Nucléaire : EDF se rapproche du japonais Mitsubishi
Nucléaire : EDF se rapproche du japonais Mitsubishi
Par Jean-Michel Bezat
Les deux groupes ont signé un accord de coopération, qui doit se traduire par une entrée au capital du japonais dans Areva NP, la future filiale du géant français de l’électricité.
EDF se rapproche du fabriquant de réacteurs Mitsubishi Heavy Industries (MHI) dans le cadre de la restructuration de la filière nucléaire française. Les deux groupes ont signé, mardi 28 juin, un protocole d’accord destiné à resserrer leur coopération. Elle doit notamment se traduire par l’entrée du conglomérat japonais dans le capital d’Areva NP, future filiale du géant français de l’électricité. Un partenariat logique puisque MHI codéveloppe déjà avec Areva NP le réacteur de moyenne puissance Atmea (1 000 MW), censé compléter la gamme française à côté de l’EPR (1 650 MW).
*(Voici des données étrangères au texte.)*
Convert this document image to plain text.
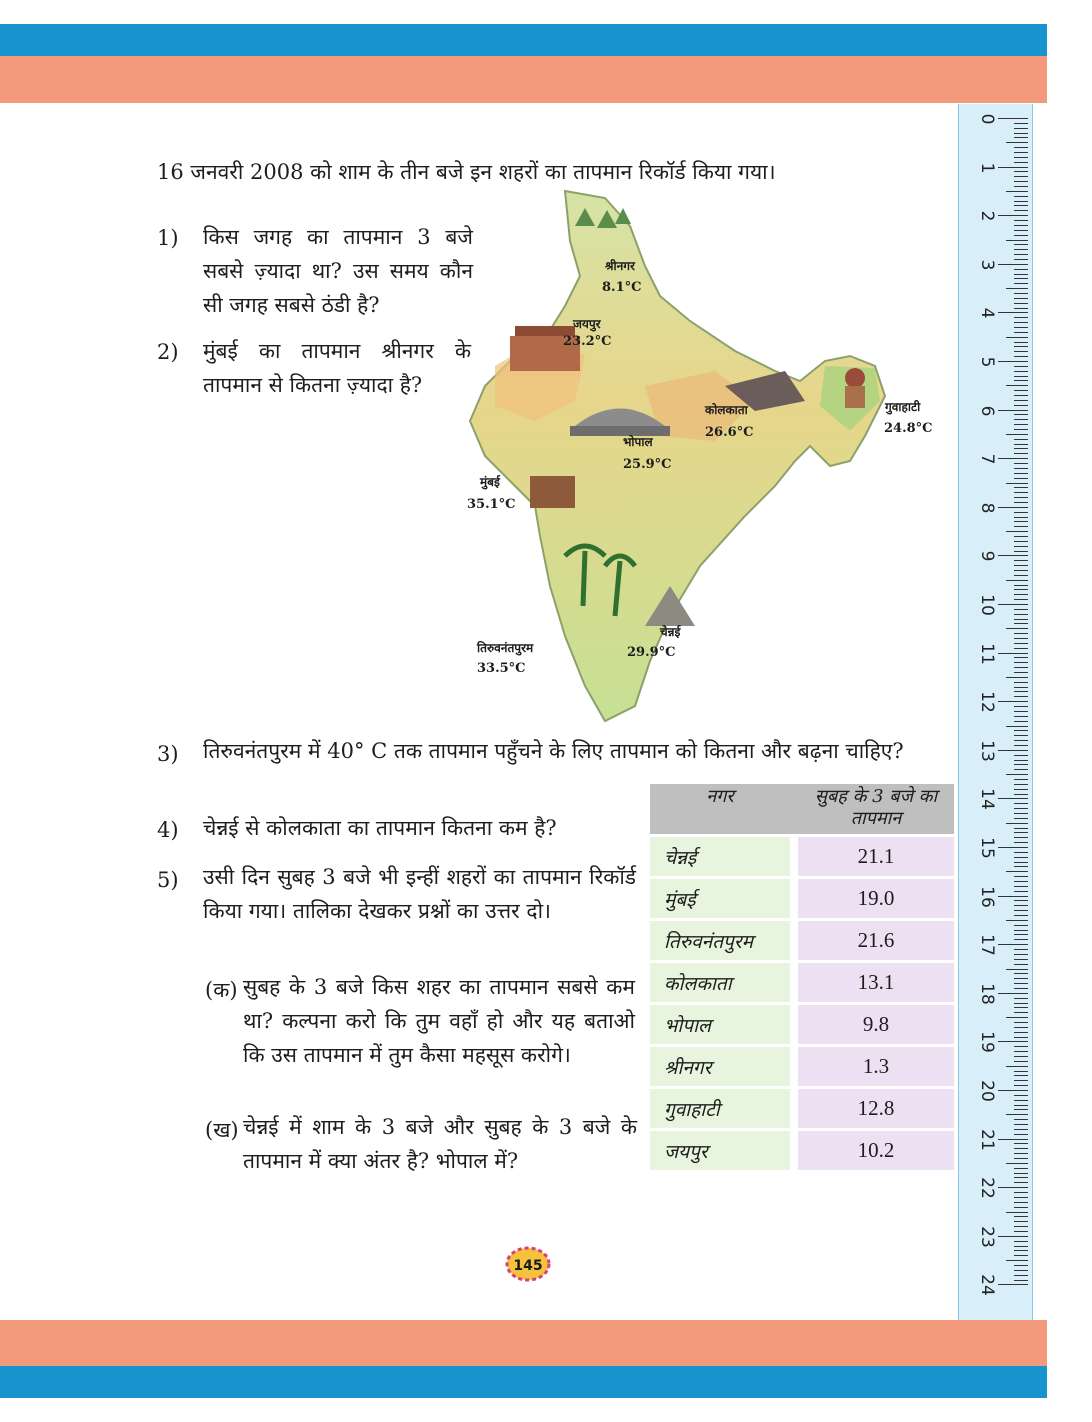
0
1
2
3
4
5
6
7
8
9
10
11
12
13
14
15
16
17
18
19
20
21
22
23
24
16 जनवरी 2008 को शाम के तीन बजे इन शहरों का तापमान रिकॉर्ड किया गया।
1) किस जगह का तापमान 3 बजे सबसे ज़्यादा था? उस समय कौन सी जगह सबसे ठंडी है?
2) मुंबई का तापमान श्रीनगर के तापमान से कितना ज़्यादा है?
श्रीनगर
8.1°C
जयपुर
23.2°C
कोलकाता
26.6°C
गुवाहाटी
24.8°C
भोपाल
25.9°C
मुंबई
35.1°C
तिरुवनंतपुरम
33.5°C
चेन्नई
29.9°C
3) तिरुवनंतपुरम में 40° C तक तापमान पहुँचने के लिए तापमान को कितना और बढ़ना चाहिए?
4) चेन्नई से कोलकाता का तापमान कितना कम है?
5) उसी दिन सुबह 3 बजे भी इन्हीं शहरों का तापमान रिकॉर्ड किया गया। तालिका देखकर प्रश्नों का उत्तर दो।
(क) सुबह के 3 बजे किस शहर का तापमान सबसे कम था? कल्पना करो कि तुम वहाँ हो और यह बताओ कि उस तापमान में तुम कैसा महसूस करोगे।
(ख) चेन्नई में शाम के 3 बजे और सुबह के 3 बजे के तापमान में क्या अंतर है? भोपाल में?
नगर		सुबह के 3 बजे का तापमान
चेन्नई		21.1
मुंबई		19.0
तिरुवनंतपुरम		21.6
कोलकाता		13.1
भोपाल		9.8
श्रीनगर		1.3
गुवाहाटी		12.8
जयपुर		10.2
145
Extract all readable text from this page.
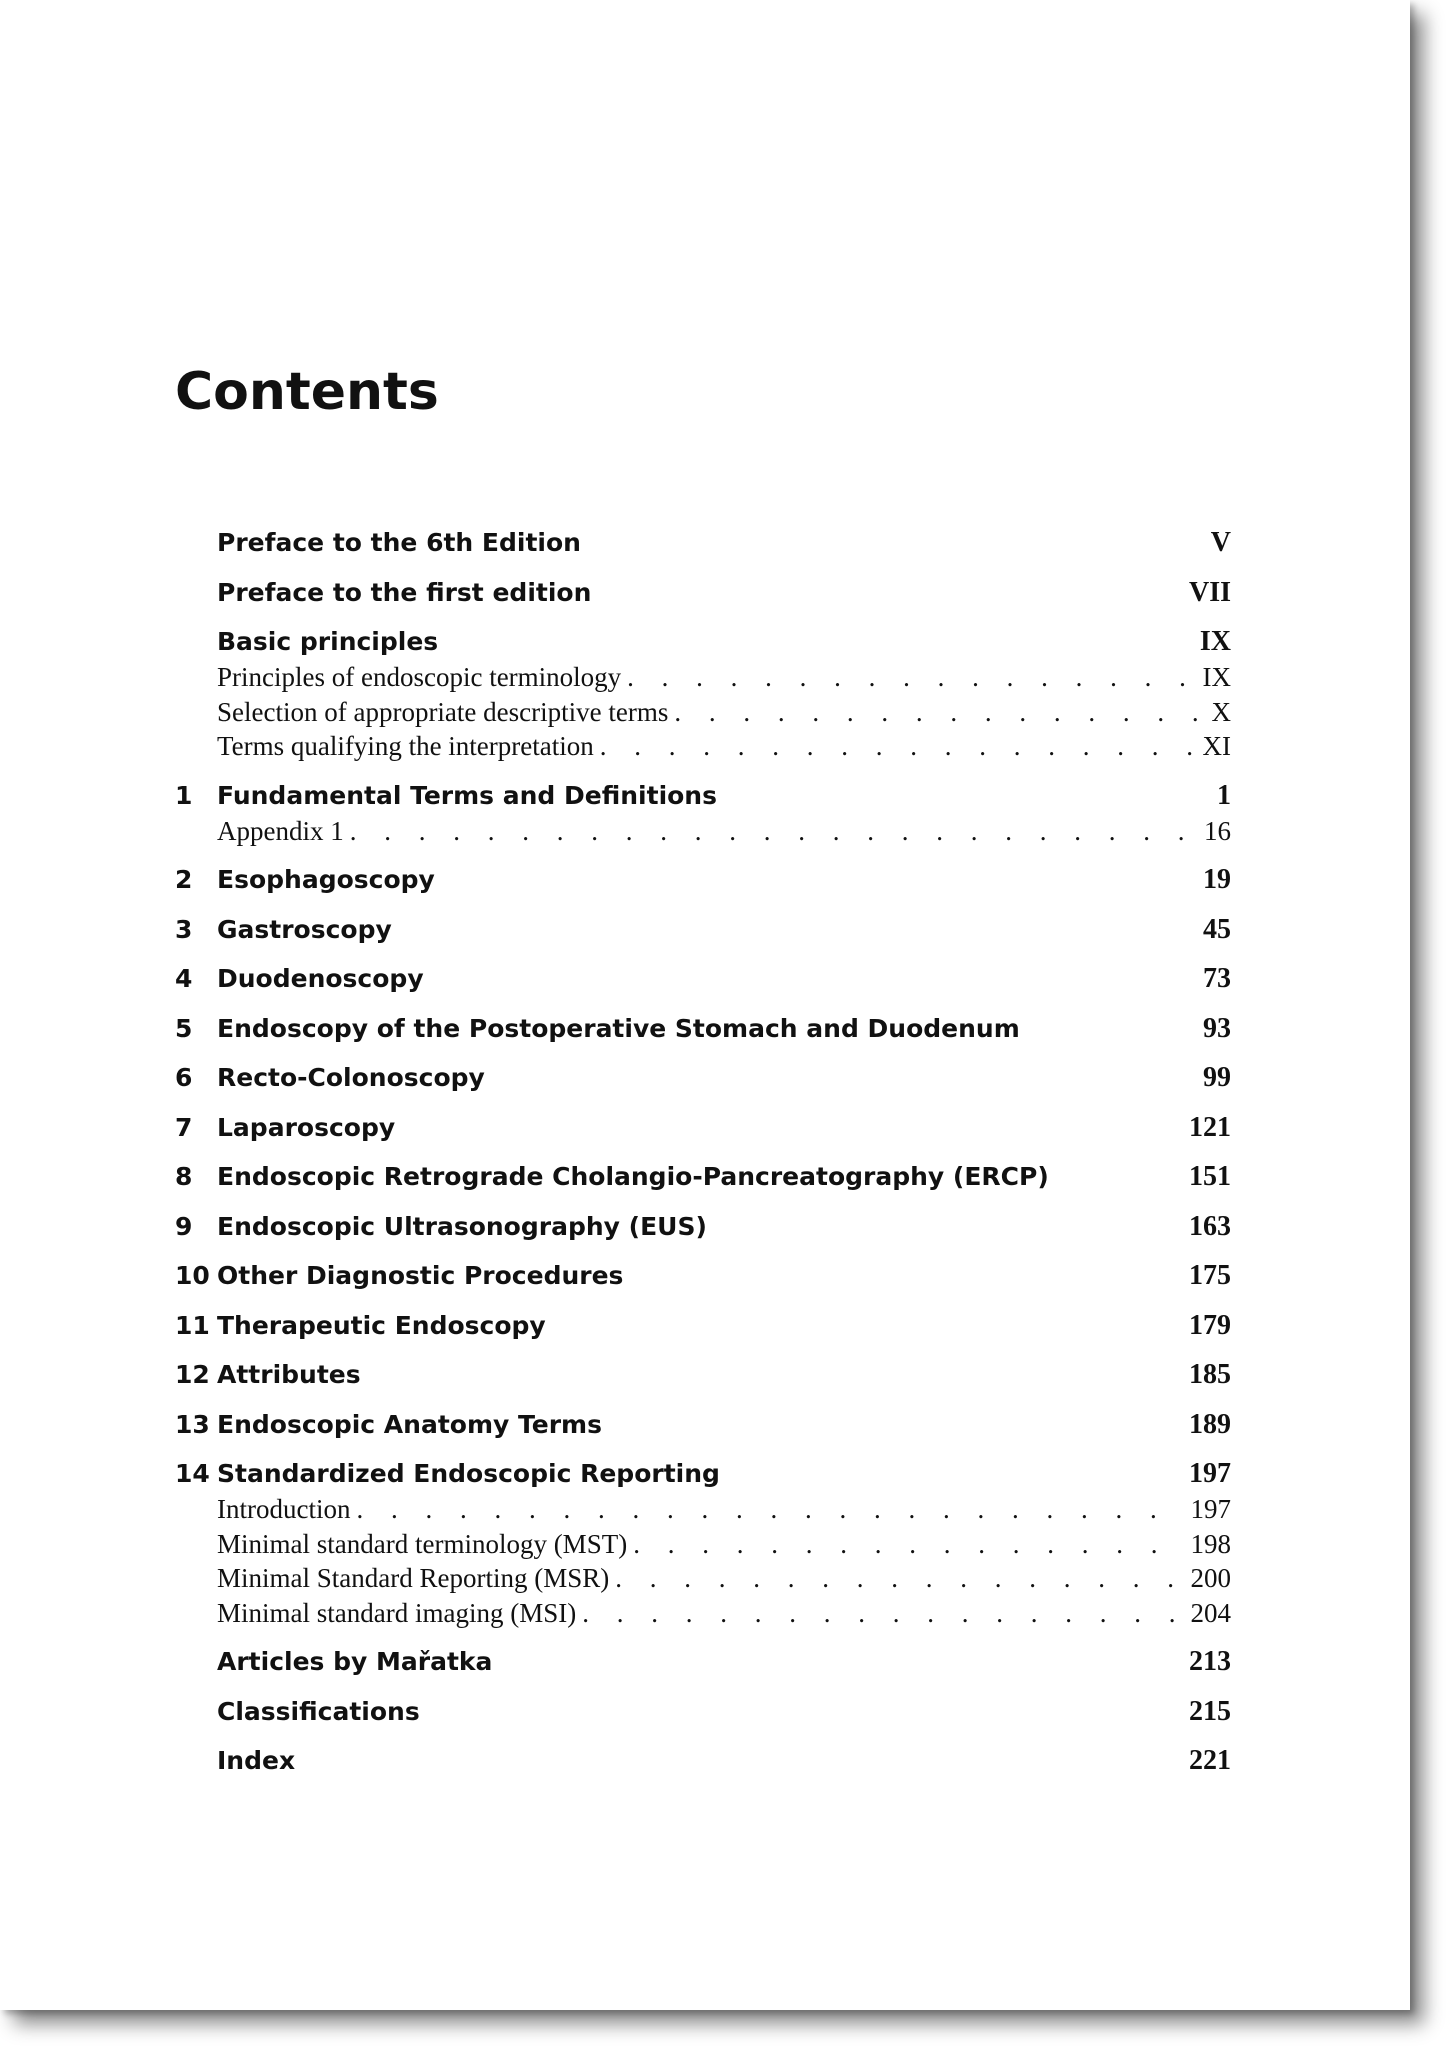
Contents
Preface to the 6th Edition	V
Preface to the first edition	VII
Basic principles	IX
Principles of endoscopic terminology . . .	IX
Selection of appropriate descriptive terms . . .	X
Terms qualifying the interpretation . . .	XI
1 Fundamental Terms and Definitions	1
Appendix 1 . . .	16
2 Esophagoscopy	19
3 Gastroscopy	45
4 Duodenoscopy	73
5 Endoscopy of the Postoperative Stomach and Duodenum	93
6 Recto-Colonoscopy	99
7 Laparoscopy	121
8 Endoscopic Retrograde Cholangio-Pancreatography (ERCP)	151
9 Endoscopic Ultrasonography (EUS)	163
10 Other Diagnostic Procedures	175
11 Therapeutic Endoscopy	179
12 Attributes	185
13 Endoscopic Anatomy Terms	189
14 Standardized Endoscopic Reporting	197
Introduction . . .	197
Minimal standard terminology (MST) . . .	198
Minimal Standard Reporting (MSR) . . .	200
Minimal standard imaging (MSI) . . .	204
Articles by Mařatka	213
Classifications	215
Index	221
Ce protocole d’accord prévoit « la participation potentielle de MHI, au titre de partenaire stratégique, dans la réorganisation du secteur nucléaire français, à travers l’acquisition d’une participation minoritaire dans le capital d’Areva NP », indique le communiqué publié à l’issue de la signature de l’accord par les PDG d’EDF, Jean-Bernard Lévy, et de MHI, Shunichi Miyanaga, dans le cadre de la World Nuclear Exhibition organisée au Bourget (Seine-Saint-Denis). China General Nuclear (CGN), constructeur et exploitant de centrales chinois, mais aussi partenaire historique d’EDF en Chine et sur le projet de construction de deux EPR à Hinkley Point (Royaume-Uni), s’est lui aussi montré intéressé par Areva NP, dont EDF ne souhaite détenir que 51 %.
Cet accord avec MHI fait aussi entrer EDF, grâce à sa filiale de construction de réacteurs, dans le projet de la centrale turque de Sinop. Le gouvernement d’Ankara a en effet retenu quatre réacteur Atmea-1 pour équiper sa centrale des bords de la Mer noire, la première (au sud) étant confiée au russe Rosatom. Sinop sera exploité par Engie, un concurrent direct d’EDF. Mais ce dernier n’a pas l’intention d’entrer au capital de Sinop. « C’est un travail d’ingénieur, de fournisseur de savoir-faire, impliqué dans la gestation de ce projet », a expliqué M. Lévy. EDF sera surtout impliqué dans la sûreté. « Le réacteur de référence pour la sûreté de l’Atmea turc sera Flamanville 3 », l’EPR en chantier dans le département de la Manche, a-t-il ajouté.
Carte de visite
Pour le patron de MHI, « le soutien d’EDF au projet Atmea marque une étape significative », car « il permettra le développement et la promotion de cette technologie au niveau mondial ». En dépit de ses difficultés financières et des ratés du chantier de Flamanville, EDF reste une belle carte de visite pour ses partenaires, qu’ils soient japonais ou chinois. MHI compte également s’appuyer sur l’expertise de l’électricien français pour jouer sa carte au Vietnam, notamment face à Rosatom et à Toshiba-Westinghouse.
Cet accord avec MHI est soutenu par l’Etat, actionnaire d’EDF à 85 %. Il confirme que le gouvernement croit dans cette filière et dans les projets d’EDF à l’international. Et d’abord outre-Manche, malgré le résultat du référendum sur le Brexit. « Aujourd’hui, juridiquement, la sortie de la Grande-Bretagne de l’Union européenne n’entraîne pas de conséquence sur Hinkley Point », a déclaré le ministre de l’économie, mardi matin, à l’ouverture du WNE. Emmanuel Macron affirme que le nucléaire a « de l’avenir » et il a même invité EDF à prendre « une décision rapide d’investissement » sur Hinkley Point.
Ce projet est très controversé au sein d’un groupe fragilisé par la baisse des prix de l’électricité – notamment en raison de son coût (22 milliards d’euros), dont les deux tiers financés par le groupe français et un tiers par CGN. Un comité central d’entreprise est censé se prononcer, lundi 4 juillet, sur ce projet, mais ses élus ont saisi la justice, estimant n’avoir pas reçu de la direction tous les documents nécessaires à une bonne évaluation du projet.